What did I do today you might wonder. I had dinner with my immediate family at Plate in Suburban Square - it was ok, I would not go back - my drink sucked! Yes, that is important. LOL! And my food was not what I expected - I should have kept my Del Frisco's reservations - ah well, I tried all new things tonight and didn't love any of them.

My dinner date


As this blog series comes to a close, I feel a sense of relief. I now no longer HAVE to blog everyday (coming up with topics began to present a challenge) and I may give myself a break from it for awhile. Flirting w/ 30 is not coming to a close - I still have guest bloggers scheduled through February. 
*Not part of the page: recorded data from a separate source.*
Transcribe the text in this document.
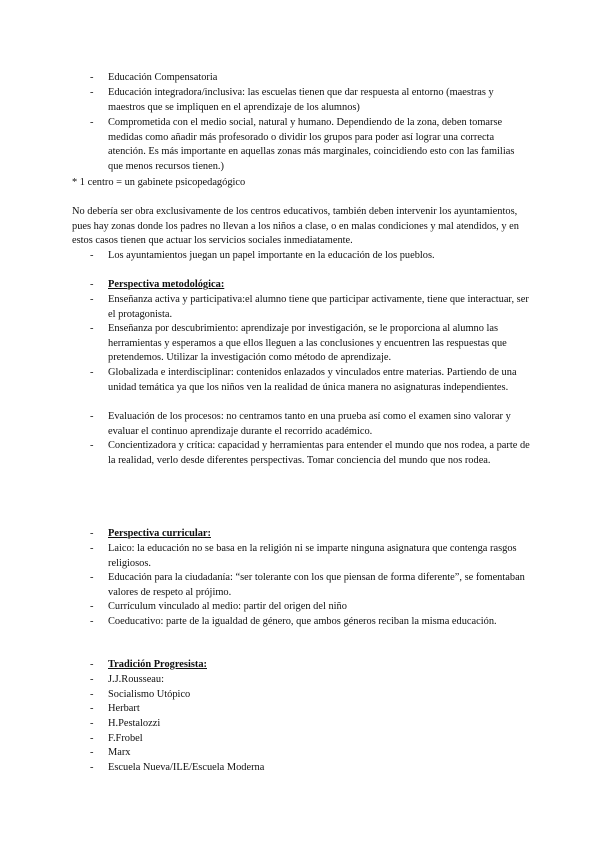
- Educación Compensatoria
- Educación integradora/inclusiva: las escuelas tienen que dar respuesta al entorno (maestras y maestros que se impliquen en el aprendizaje de los alumnos)
- Comprometida con el medio social, natural y humano. Dependiendo de la zona, deben tomarse medidas como añadir más profesorado o dividir los grupos para poder así lograr una correcta atención. Es más importante en aquellas zonas más marginales, coincidiendo esto con las familias que menos recursos tienen.)
* 1 centro = un gabinete psicopedagógico
No debería ser obra exclusivamente de los centros educativos, también deben intervenir los ayuntamientos, pues hay zonas donde los padres no llevan a los niños a clase, o en malas condiciones y mal atendidos, y en estos casos tienen que actuar los servicios sociales inmediatamente.
- Los ayuntamientos juegan un papel importante en la educación de los pueblos.
- Perspectiva metodológica:
- Enseñanza activa y participativa:el alumno tiene que participar activamente, tiene que interactuar, ser el protagonista.
- Enseñanza por descubrimiento: aprendizaje por investigación, se le proporciona al alumno las herramientas y esperamos a que ellos lleguen a las conclusiones y encuentren las respuestas que pretendemos. Utilizar la investigación como método de aprendizaje.
- Globalizada e interdisciplinar: contenidos enlazados y vinculados entre materias. Partiendo de una unidad temática ya que los niños ven la realidad de única manera no asignaturas independientes.
- Evaluación de los procesos: no centramos tanto en una prueba así como el examen sino valorar y evaluar el continuo aprendizaje durante el recorrido académico.
- Concientizadora y crítica: capacidad y herramientas para entender el mundo que nos rodea, a parte de la realidad, verlo desde diferentes perspectivas. Tomar conciencia del mundo que nos rodea.
- Perspectiva curricular:
- Laico: la educación no se basa en la religión ni se imparte ninguna asignatura que contenga rasgos religiosos.
- Educación para la ciudadanía: “ser tolerante con los que piensan de forma diferente”, se fomentaban valores de respeto al prójimo.
- Currículum vinculado al medio: partir del origen del niño
- Coeducativo: parte de la igualdad de género, que ambos géneros reciban la misma educación.
- Tradición Progresista:
- J.J.Rousseau:
- Socialismo Utópico
- Herbart
- H.Pestalozzi
- F.Frobel
- Marx
- Escuela Nueva/ILE/Escuela Moderna
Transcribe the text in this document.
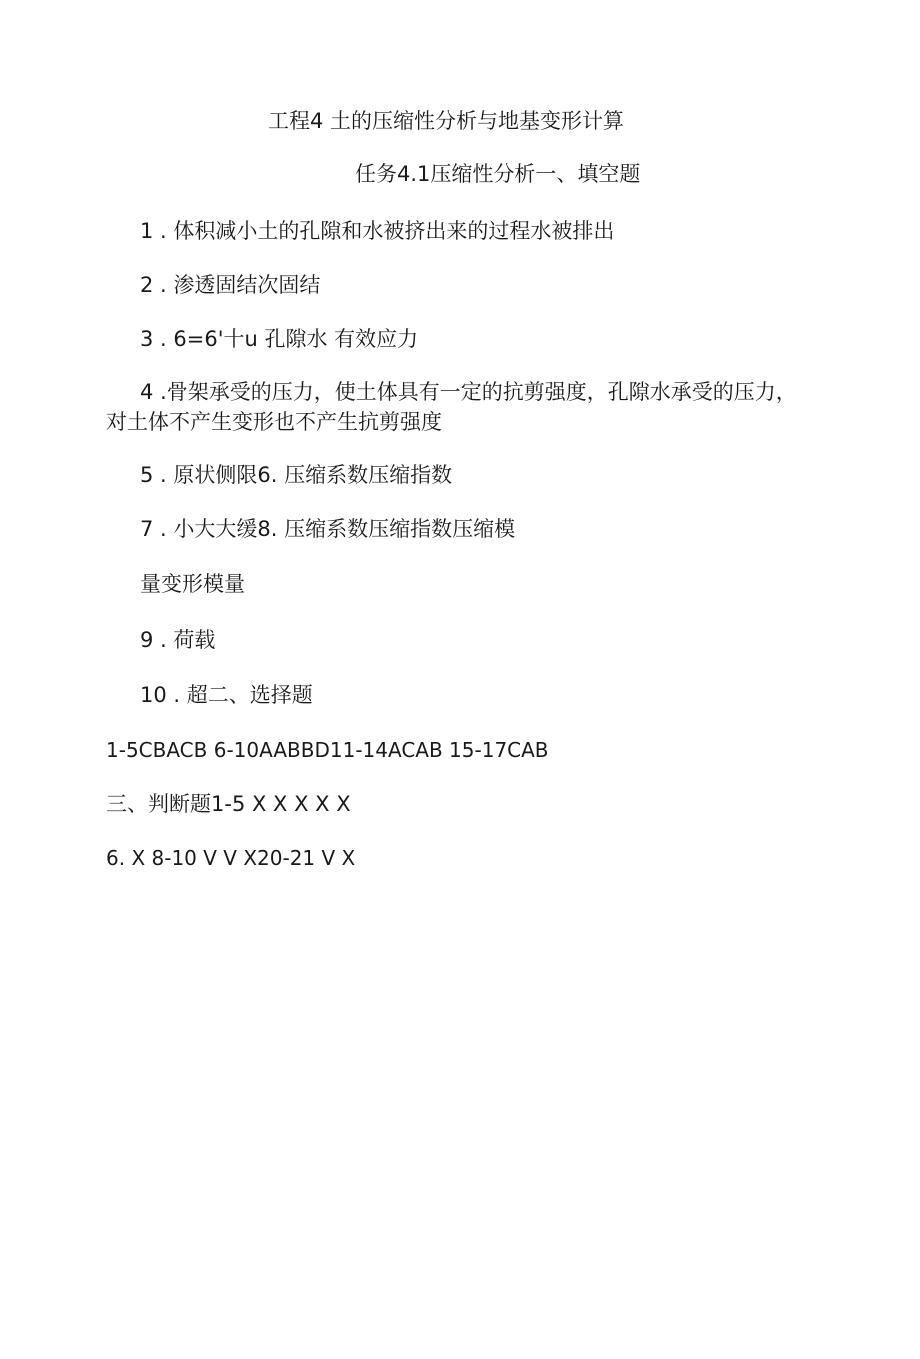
工程4 土的压缩性分析与地基变形计算
任务4.1压缩性分析一、填空题
1 . 体积减小土的孔隙和水被挤出来的过程水被排出
2 . 渗透固结次固结
3 . 6=6'十u 孔隙水 有效应力
4 .骨架承受的压力，使土体具有一定的抗剪强度，孔隙水承受的压力，对土体不产生变形也不产生抗剪强度
5 . 原状侧限6. 压缩系数压缩指数
7 . 小大大缓8. 压缩系数压缩指数压缩模
量变形模量
9 . 荷载
10 . 超二、选择题
1-5CBACB 6-10AABBD11-14ACAB 15-17CAB
三、判断题1-5 X X X X X
6. X 8-10 V V X20-21 V X
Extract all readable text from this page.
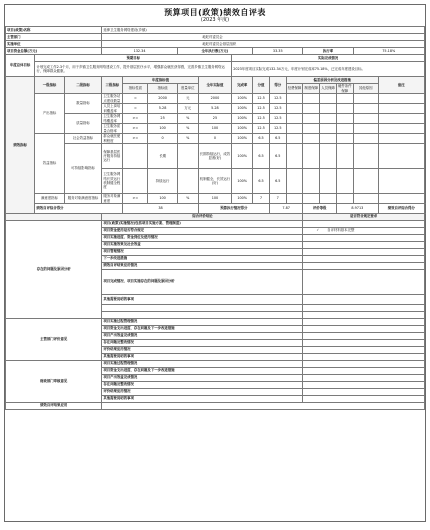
预算项目(政策)绩效自评表
(2023 年度)
项目(政策)名称			延伸卫生服务网络建设(乡镇)														
主管部门			地旺村委员会														
实施单位			地旺村委员会基层组织														
项目资金总额(万元)			132.34			全年执行数(万元)			33.35			执行率			75.18%		
年度总体目标	预期目标							实际完成情况									
	计划完成工作2.3个月，用于乡镇卫生服务网络建设工作，提升基层医疗水平，增强群众就医获得感，完善乡镇卫生服务网络运行，保障群众健康。							2023年度项目实际完成132.34万元，年度计划完成率75.18%，已完成年度建设目标。									
绩效指标	一级指标	二级指标	三级指标	年度指标值			全年实际值	完成率	分值	得分	偏差原因分析及改进措施					备注	
				指标性质	指标值	度量单位					经费保障	制度保障	人员保障	硬件条件保障	其他原因		
	产出指标	数量指标	卫生服务站点建设数量	=	2000	元	2000	100%	12.5	12.5							
			人员上岗培训覆盖率	=	5.28	万元	5.28	100%	12.5	12.5							
		质量指标	卫生服务网络覆盖率	>=	25	%	25	100%	12.5	12.5							
			卫生服务质量合格率	>=	100	%	100	100%	12.5	12.5							
	效益指标	社会效益指标	群众就医便利程度	>=	0	%	0	100%	6.5	6.5							
		可持续影响指标	保障基层医疗服务持续运行		长期		长期持续运行，成效显著(好)	100%	6.5	6.5							
			卫生服务网络长效运行机制健全程度		持续运行		机制健全，长效运行(好)	100%	6.5	6.5							
	满意度指标	服务对象满意度指标	服务对象满意度	>=	100	%	100	100%	7	7							
	绩效自评综合得分			38			预算执行情况得分			7.87		评价等级		8.9713		绩效自评综合得分	
			综合评价结论									是否符合规定要求					
存在的问题及原因分析			项目(政策)实施情况(包括项目实施方案、管理制度)														
			项目资金使用是否符合规定									✓ 自评材料基本完整					
			项目实施进度、资金到位及使用情况														
			项目实施效果及社会效益														
			项目管理情况														
			下一步改进措施														
			绩效自评结果应用情况														
			项目完成情况、项目实施存在的问题及原因分析														
			其他需要说明的事项														

主管部门评价意见			项目实施过程管理情况														
			项目资金支出进度、存在问题及下一步改进措施														
			项目产出效益完成情况														
			存在问题及整改情况														
			评价结果应用情况														
			其他需要说明的事项														
财政部门审核意见			项目实施过程管理情况														
			项目资金支出进度、存在问题及下一步改进措施														
			项目产出效益完成情况														
			存在问题及整改情况														
			评价结果应用情况														
			其他需要说明的事项														
绩效自评结果应用																	
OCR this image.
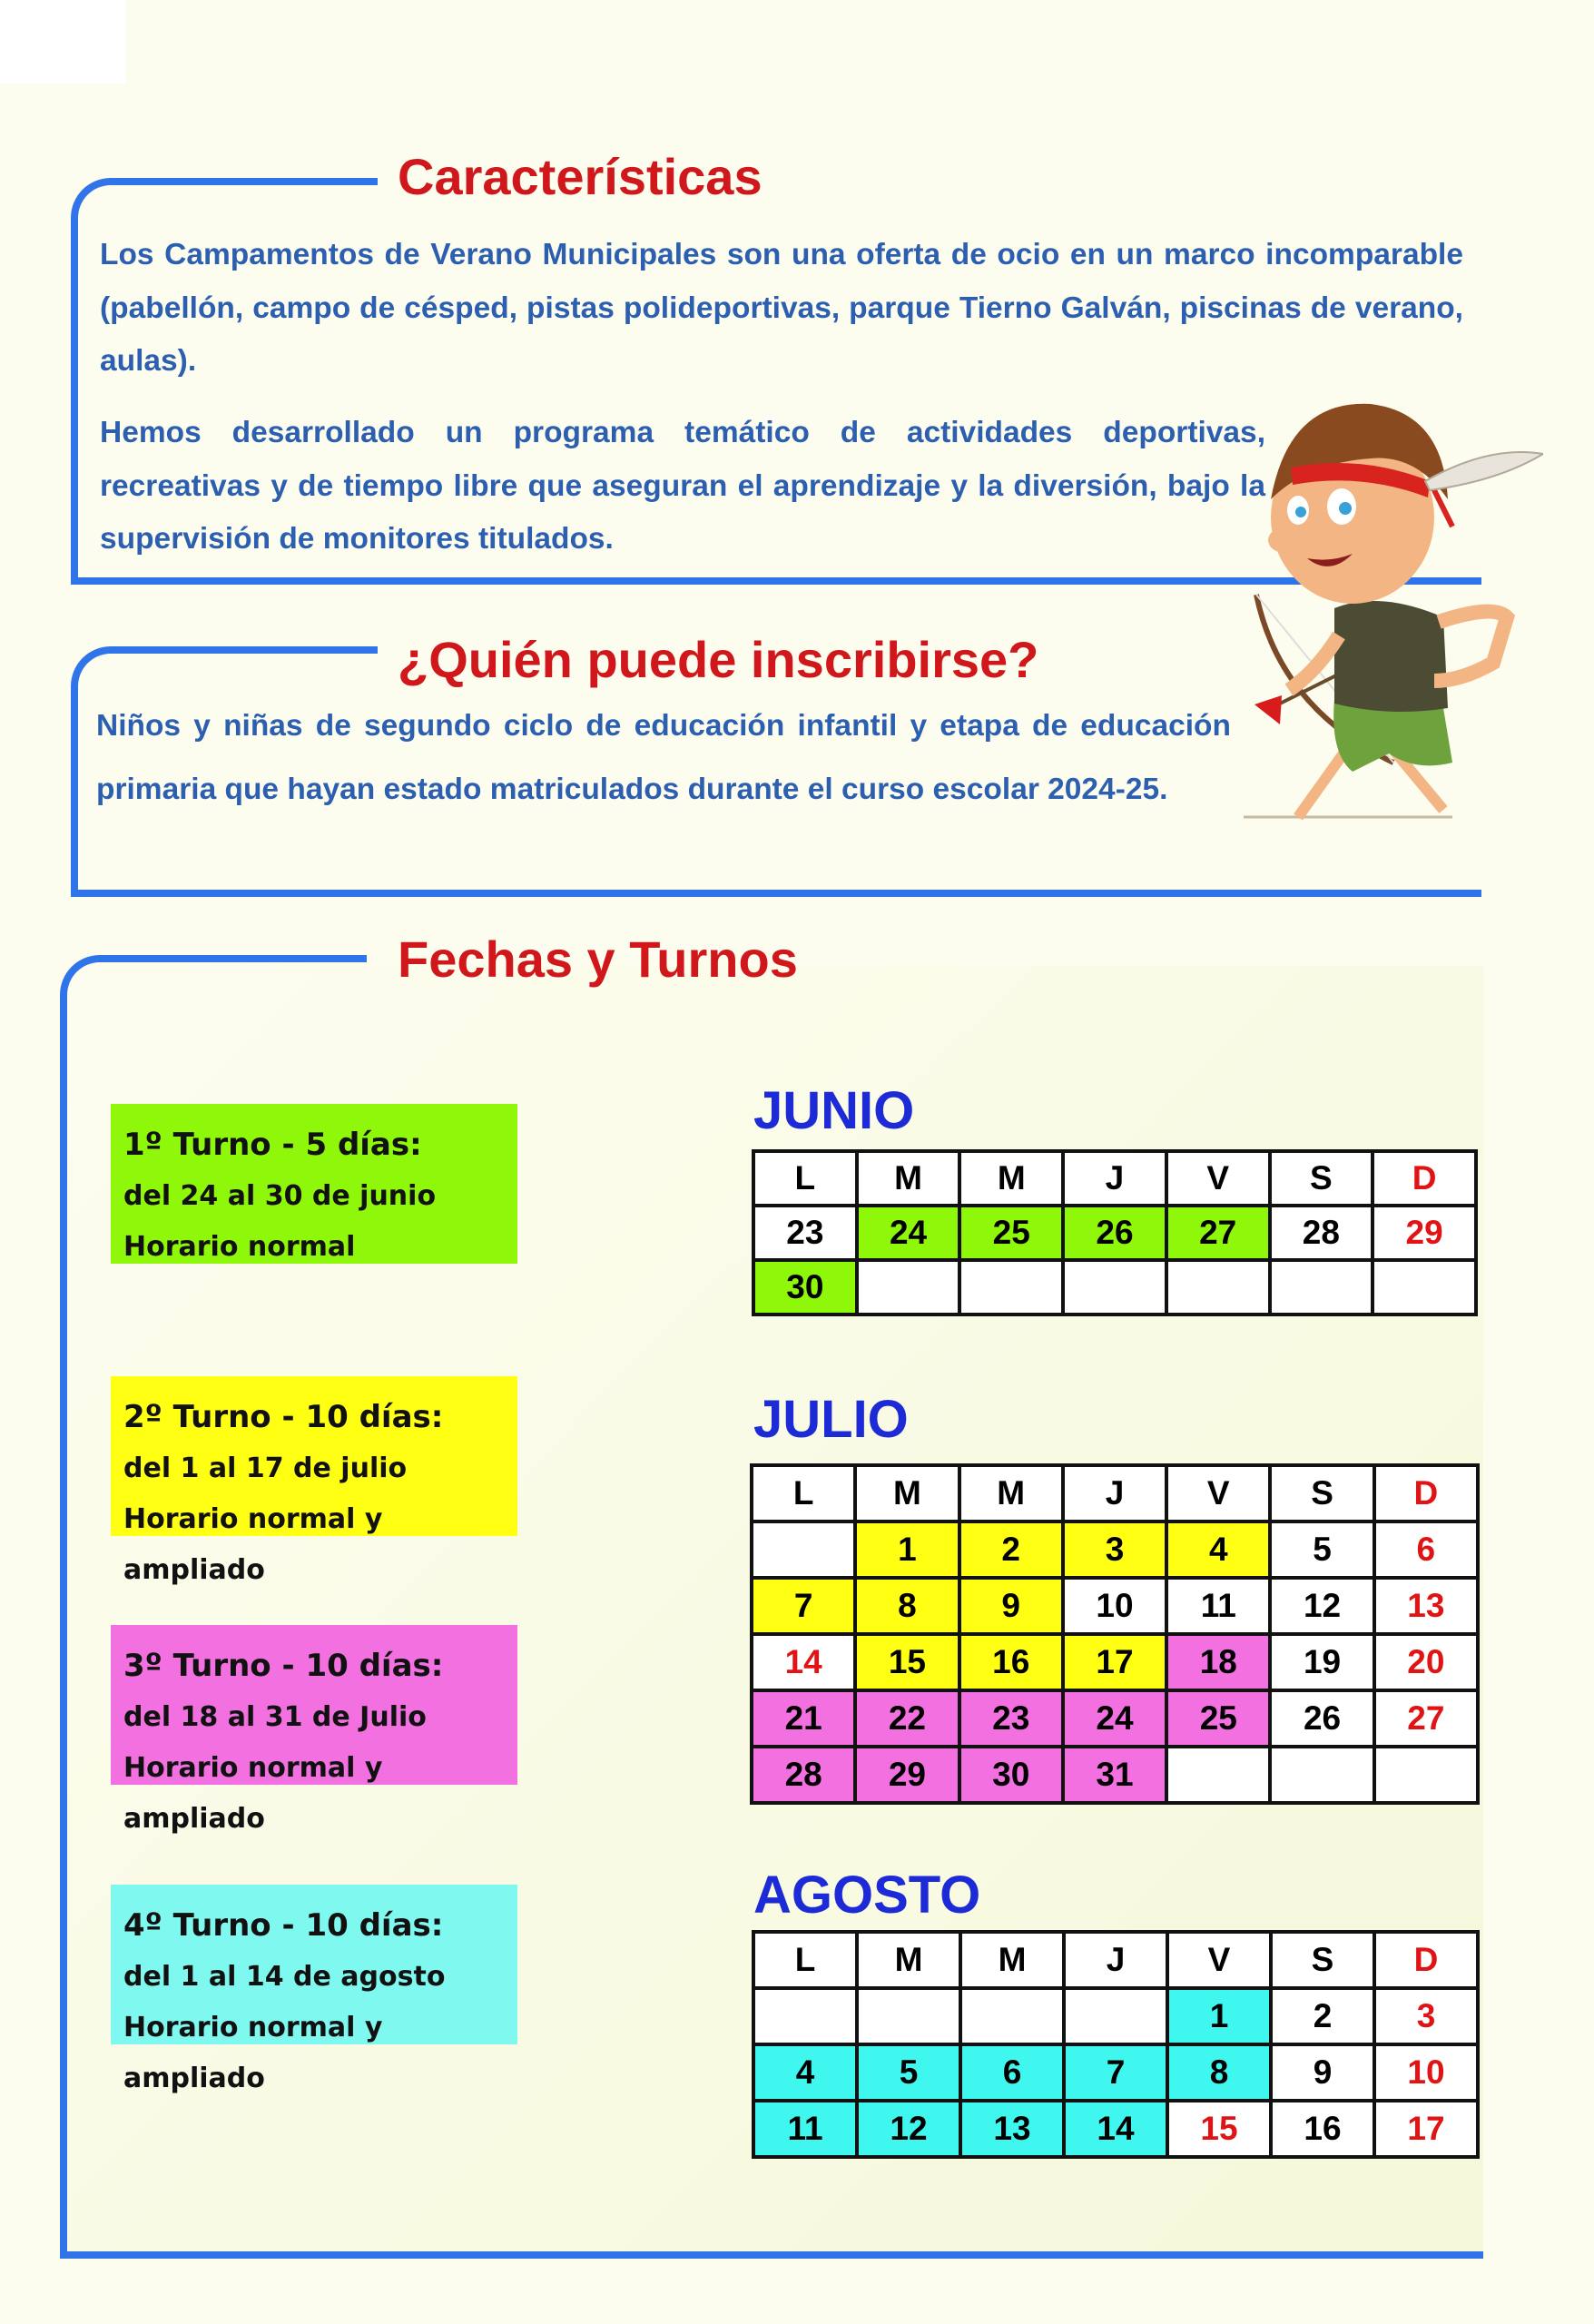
Características
Los Campamentos de Verano Municipales son una oferta de ocio en un marco incomparable (pabellón, campo de césped, pistas polideportivas, parque Tierno Galván, piscinas de verano, aulas).
Hemos desarrollado un programa temático de actividades deportivas, recreativas y de tiempo libre que aseguran el aprendizaje y la diversión, bajo la supervisión de monitores titulados.
¿Quién puede inscribirse?
Niños y niñas de segundo ciclo de educación infantil y etapa de educación primaria que hayan estado matriculados durante el curso escolar 2024-25.
Fechas y Turnos
1º Turno - 5 días:
del 24 al 30 de junio
Horario normal
2º Turno - 10 días:
del 1 al 17 de julio
Horario normal y ampliado
3º Turno - 10 días:
del 18 al 31 de Julio
Horario normal y ampliado
4º Turno - 10 días:
del 1 al 14 de agosto
Horario normal y ampliado
JUNIO
L	M	M	J	V	S	D
23	24	25	26	27	28	29
30						
JULIO
L	M	M	J	V	S	D
	1	2	3	4	5	6
7	8	9	10	11	12	13
14	15	16	17	18	19	20
21	22	23	24	25	26	27
28	29	30	31			
AGOSTO
L	M	M	J	V	S	D
				1	2	3
4	5	6	7	8	9	10
11	12	13	14	15	16	17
THANK YOU for listening to me reflect and voice different issues I have encountered thus far in life - at times I felt so open and vulnerable, but this is a sharing zone, right?! With no judgment, correct?! These 30 to 30 blogs have provoked many conversations, laughs, and memories. I am even more excited to see what this next decade of life has in store for me with me living outside of my comfort zones and taking more risks i.e. opening myself  up to more progression with taking chances. 

Yes, I may have had my perfect vision with where I should be in my life right now - but I have come to realize I am exactly where I should be - it's ok I am not a wife and mother  (YET) and I may not have my ideal career position (YET). What does matter is I am healthy and surrounded by people who genuinely care for me and are supportive. And at the end of the day that is all that matters. 

And I will close this blog series with this:
Don't wait for the perfect moment. Take the moment and make it perfect.